How can I modify Levene/Brown-Forsythe to be "one-tailed", that is, to test $s_1^2 > s_2^2$ instead of $s_1^2 \ne s_2^2$?
Here is a demo:
The image shows normally distributed training data (n=1000) and a model. An F-test is used to compare the variance of one point's residuals (n=2) to the variance of all of the residuals (n=2000), so the point is an outlier if its residual variance is "too large." The points are colored by p-value, where light points fit the model and dark points are outliers, and you can see that the two-tailed Brown-Forsythe rejects points that are too close to the model as well as too far.
Note: A different non-parametric, one-sided variance test would be fine as well.
Glen_b gave the information I needed, but I thought I would leave some implementation details (using scipy).
#basic F-test
F = var(a) / var(b)
Fp = stats.f.sf(F, df1, df2)
#Brown Forsythe
BF, BFp = stats.levene(a, b, center='median')
#two tailed t-test on transformed data
za = abs(a-median(a))
zb = abs(b-median(b))
t, tp_two_tailed = stats.ttest_ind(za, zb)

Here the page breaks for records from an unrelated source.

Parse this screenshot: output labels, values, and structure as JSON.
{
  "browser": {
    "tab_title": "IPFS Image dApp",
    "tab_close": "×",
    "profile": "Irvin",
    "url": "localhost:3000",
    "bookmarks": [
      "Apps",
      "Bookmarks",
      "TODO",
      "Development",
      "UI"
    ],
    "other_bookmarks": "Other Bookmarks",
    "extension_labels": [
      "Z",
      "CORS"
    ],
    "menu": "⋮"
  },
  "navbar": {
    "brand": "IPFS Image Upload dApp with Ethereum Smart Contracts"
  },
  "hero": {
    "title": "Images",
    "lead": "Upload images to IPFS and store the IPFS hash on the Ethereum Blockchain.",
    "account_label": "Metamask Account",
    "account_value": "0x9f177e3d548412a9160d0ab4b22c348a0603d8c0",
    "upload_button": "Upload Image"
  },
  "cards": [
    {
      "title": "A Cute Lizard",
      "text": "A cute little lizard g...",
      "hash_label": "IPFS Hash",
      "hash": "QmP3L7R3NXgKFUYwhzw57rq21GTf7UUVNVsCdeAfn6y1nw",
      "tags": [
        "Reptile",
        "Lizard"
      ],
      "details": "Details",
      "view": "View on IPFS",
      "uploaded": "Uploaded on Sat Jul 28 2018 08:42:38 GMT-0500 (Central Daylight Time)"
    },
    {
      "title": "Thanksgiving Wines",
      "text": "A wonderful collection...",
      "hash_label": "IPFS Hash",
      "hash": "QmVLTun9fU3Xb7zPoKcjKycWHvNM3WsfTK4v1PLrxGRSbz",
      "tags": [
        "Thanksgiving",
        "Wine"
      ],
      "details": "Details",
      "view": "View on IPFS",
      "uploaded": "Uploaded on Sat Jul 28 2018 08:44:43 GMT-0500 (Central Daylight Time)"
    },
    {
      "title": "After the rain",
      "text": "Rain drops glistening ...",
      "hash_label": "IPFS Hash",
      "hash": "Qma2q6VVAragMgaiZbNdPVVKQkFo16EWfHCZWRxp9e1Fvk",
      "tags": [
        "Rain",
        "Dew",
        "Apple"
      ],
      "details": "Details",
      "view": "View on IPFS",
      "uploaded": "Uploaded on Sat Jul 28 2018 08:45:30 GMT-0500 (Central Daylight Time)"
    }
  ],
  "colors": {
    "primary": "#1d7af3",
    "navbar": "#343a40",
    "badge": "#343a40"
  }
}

#the two tailed t test recapitulates the BF test
assert(t**2 == BF)
assert(p_BF == p_two_tailed)
#one tailed t test p value
tp = stats.t.sf(t, df)
Above shows scatter plots of the p values from the one-tailed $F$-test and two-tailed BF-test (left), and the one-tailed $t$ tests (right). Red points are "too close" ($s_1^2 < s_2^2$).